The portraits of the 1780s, when Batoni was in his seventies and finally beginning to slow down, are altogether gentler in approach and seem to have a greater depth of psychological penetration. The delicacy and fluency of his brushwork can be seen here in the lively portrait of Princess Cecilia Mahony Giustiniani. Perhaps Batoni simply had more time to give his sitters and took more trouble to understand them. Or perhaps he simply relaxed a bit. In a letter of 1742 he admitted to a friend: ‘It is necessary to use a great deal of attention to attain the maximum perfection in a work of art; by nature I am never satisfied with what I do, but rather I always feel that something is missing in the painting and I continue working.’ This raises several points: the danger of pursuing perfection in art, which leads inevitably to dullness; the danger of not knowing when a painting is finished; the danger of continuing to tinker with an image; and the fact that Batoni himself felt there was often something missing from his work (there was).
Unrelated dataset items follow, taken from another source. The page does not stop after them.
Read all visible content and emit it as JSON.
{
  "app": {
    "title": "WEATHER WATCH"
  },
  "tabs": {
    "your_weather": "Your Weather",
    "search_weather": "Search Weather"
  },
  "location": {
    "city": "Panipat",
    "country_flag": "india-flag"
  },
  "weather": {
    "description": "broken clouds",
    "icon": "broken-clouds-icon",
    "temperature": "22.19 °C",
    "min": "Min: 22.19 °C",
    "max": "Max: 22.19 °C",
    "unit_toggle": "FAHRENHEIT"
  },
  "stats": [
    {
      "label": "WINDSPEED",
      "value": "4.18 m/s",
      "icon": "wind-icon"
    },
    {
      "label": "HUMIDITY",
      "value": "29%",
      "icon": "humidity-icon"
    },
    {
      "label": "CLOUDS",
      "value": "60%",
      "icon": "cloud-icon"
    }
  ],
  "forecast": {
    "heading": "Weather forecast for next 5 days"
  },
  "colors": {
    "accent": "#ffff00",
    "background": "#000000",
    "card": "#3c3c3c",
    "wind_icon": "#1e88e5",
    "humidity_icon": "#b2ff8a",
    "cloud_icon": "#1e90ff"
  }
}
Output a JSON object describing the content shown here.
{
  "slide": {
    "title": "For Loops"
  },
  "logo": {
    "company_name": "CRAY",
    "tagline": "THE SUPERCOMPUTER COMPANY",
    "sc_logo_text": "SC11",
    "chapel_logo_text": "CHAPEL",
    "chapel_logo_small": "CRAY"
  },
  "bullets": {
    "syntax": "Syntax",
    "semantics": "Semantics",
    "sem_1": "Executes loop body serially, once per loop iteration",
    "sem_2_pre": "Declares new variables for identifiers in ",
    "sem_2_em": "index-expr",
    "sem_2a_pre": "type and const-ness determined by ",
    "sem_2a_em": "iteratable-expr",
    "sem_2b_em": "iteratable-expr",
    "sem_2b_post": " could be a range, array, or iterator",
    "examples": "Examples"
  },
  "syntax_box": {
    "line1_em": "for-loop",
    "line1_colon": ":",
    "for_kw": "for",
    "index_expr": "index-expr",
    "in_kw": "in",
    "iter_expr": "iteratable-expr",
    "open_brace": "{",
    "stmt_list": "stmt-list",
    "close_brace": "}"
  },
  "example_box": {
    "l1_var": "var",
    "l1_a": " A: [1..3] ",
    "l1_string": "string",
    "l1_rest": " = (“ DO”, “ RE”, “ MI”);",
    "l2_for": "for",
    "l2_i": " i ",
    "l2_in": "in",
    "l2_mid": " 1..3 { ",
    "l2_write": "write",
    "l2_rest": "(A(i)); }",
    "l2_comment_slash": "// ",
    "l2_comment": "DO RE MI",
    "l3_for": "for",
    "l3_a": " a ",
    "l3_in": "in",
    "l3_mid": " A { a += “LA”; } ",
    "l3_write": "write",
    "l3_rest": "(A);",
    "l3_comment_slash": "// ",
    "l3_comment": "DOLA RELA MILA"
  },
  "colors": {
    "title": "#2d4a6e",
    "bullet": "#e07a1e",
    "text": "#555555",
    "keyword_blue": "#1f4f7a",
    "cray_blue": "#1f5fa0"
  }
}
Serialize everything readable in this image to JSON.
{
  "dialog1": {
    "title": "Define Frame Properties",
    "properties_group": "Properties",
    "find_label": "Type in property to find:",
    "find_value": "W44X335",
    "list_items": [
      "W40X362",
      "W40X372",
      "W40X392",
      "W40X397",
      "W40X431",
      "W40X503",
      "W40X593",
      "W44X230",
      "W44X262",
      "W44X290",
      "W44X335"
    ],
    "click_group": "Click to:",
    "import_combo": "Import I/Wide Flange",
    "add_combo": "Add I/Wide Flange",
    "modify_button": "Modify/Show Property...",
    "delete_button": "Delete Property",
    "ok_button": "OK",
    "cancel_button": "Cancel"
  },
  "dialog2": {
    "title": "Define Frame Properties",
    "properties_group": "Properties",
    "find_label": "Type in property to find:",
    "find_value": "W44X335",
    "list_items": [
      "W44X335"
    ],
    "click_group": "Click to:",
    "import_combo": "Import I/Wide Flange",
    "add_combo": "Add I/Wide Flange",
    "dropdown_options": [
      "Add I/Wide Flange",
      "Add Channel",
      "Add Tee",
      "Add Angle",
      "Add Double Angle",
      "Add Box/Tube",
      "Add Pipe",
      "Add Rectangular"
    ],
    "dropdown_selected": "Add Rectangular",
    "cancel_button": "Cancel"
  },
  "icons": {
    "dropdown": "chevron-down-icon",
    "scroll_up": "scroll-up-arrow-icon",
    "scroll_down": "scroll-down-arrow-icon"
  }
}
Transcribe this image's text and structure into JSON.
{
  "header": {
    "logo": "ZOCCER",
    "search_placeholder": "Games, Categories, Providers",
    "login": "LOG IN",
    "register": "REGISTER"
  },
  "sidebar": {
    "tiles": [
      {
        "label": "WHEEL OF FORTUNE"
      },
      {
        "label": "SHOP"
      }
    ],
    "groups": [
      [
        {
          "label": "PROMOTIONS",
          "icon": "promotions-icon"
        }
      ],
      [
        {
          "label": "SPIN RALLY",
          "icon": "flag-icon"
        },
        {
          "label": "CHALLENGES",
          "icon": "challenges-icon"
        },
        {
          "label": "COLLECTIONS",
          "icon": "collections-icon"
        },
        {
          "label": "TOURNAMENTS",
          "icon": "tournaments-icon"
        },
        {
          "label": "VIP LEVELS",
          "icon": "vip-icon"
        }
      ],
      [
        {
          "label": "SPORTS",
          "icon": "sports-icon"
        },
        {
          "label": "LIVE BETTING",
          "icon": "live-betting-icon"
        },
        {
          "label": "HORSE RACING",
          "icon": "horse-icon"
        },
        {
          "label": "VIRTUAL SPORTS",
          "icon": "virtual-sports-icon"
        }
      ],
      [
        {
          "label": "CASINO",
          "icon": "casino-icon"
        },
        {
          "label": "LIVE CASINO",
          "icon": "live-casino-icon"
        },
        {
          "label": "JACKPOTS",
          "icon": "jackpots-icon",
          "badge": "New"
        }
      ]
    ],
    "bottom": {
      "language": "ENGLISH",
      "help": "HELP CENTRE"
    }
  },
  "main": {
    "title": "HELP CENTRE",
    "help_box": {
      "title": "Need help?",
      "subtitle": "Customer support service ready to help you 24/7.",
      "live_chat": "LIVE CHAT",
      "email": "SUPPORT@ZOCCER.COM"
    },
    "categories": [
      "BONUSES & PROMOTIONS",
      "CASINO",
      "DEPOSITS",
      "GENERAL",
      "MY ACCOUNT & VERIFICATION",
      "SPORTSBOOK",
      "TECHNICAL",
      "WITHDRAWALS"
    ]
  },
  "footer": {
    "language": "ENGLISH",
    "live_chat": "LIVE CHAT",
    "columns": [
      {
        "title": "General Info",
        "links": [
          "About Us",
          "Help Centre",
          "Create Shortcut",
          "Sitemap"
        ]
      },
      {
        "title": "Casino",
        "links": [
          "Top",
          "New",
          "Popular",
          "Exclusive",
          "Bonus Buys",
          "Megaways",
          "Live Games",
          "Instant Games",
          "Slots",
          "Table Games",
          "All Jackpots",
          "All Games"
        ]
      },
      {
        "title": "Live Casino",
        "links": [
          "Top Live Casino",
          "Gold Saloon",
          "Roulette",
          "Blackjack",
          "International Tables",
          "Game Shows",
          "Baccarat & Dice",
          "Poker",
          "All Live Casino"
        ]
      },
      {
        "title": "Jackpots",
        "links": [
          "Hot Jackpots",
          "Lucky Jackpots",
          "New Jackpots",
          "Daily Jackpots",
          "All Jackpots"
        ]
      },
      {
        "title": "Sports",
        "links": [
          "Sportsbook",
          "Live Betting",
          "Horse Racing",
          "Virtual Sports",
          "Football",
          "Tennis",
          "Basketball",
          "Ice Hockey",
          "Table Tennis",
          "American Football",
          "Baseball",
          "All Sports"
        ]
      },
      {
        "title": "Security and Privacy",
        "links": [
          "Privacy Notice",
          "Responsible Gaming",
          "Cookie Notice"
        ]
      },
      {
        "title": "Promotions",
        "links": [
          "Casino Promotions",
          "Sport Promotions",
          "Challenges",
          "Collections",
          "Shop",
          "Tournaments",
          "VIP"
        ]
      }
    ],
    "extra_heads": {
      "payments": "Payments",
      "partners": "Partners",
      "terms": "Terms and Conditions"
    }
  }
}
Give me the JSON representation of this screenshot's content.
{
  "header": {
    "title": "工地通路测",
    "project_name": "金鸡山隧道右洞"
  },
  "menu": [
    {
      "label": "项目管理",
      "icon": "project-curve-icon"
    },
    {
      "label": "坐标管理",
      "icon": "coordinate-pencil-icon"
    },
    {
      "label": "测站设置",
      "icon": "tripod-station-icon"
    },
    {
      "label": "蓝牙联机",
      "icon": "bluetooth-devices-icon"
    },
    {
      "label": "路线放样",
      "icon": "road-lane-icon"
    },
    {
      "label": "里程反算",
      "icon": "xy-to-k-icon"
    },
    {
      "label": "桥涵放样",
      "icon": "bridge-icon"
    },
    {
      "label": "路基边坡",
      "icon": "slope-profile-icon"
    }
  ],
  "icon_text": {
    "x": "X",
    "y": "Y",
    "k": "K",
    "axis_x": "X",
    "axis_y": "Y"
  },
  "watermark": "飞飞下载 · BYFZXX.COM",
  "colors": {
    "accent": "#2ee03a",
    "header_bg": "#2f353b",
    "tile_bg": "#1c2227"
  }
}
It might have been interesting to see some of his drawings, which were widely collected by British antiquaries on account of his skill in copying classical statuary, and helped to make his name before portraiture took over his life. (A number are reproduced in the handsome catalogue, £25 in paperback.) And given the predominance of portraiture in his career, wouldn’t this have been an exhibition more suited to the National Portrait Gallery? (Though I can’t imagine the NPG doing anything so potentially uncommercial.) I would much have preferred a show which illustrated Batoni’s influence on other artists, such as the German precursor of Neoclassicism Anton Raffael Mengs and the Scottish gentlemanpainter Gavin Hamilton, and which compared Batoni with such British contemporaries as Joshua Reynolds and Allan Ramsay. Then you could have had the best of Batoni (not too much of it) with some really fine things by Ramsay (a personal favourite of mine) and Reynolds. Would such a show have been too difficult to curate or would it be considered too scholarly for the general public? It’s a mistake to talk down to gallery-goers. Our museums should be aiming for the highest and the best. Perhaps under the new directorship of Nicholas Penny the National Gallery will turn more towards the pursuit of excellence. That would indeed set a standard worth following.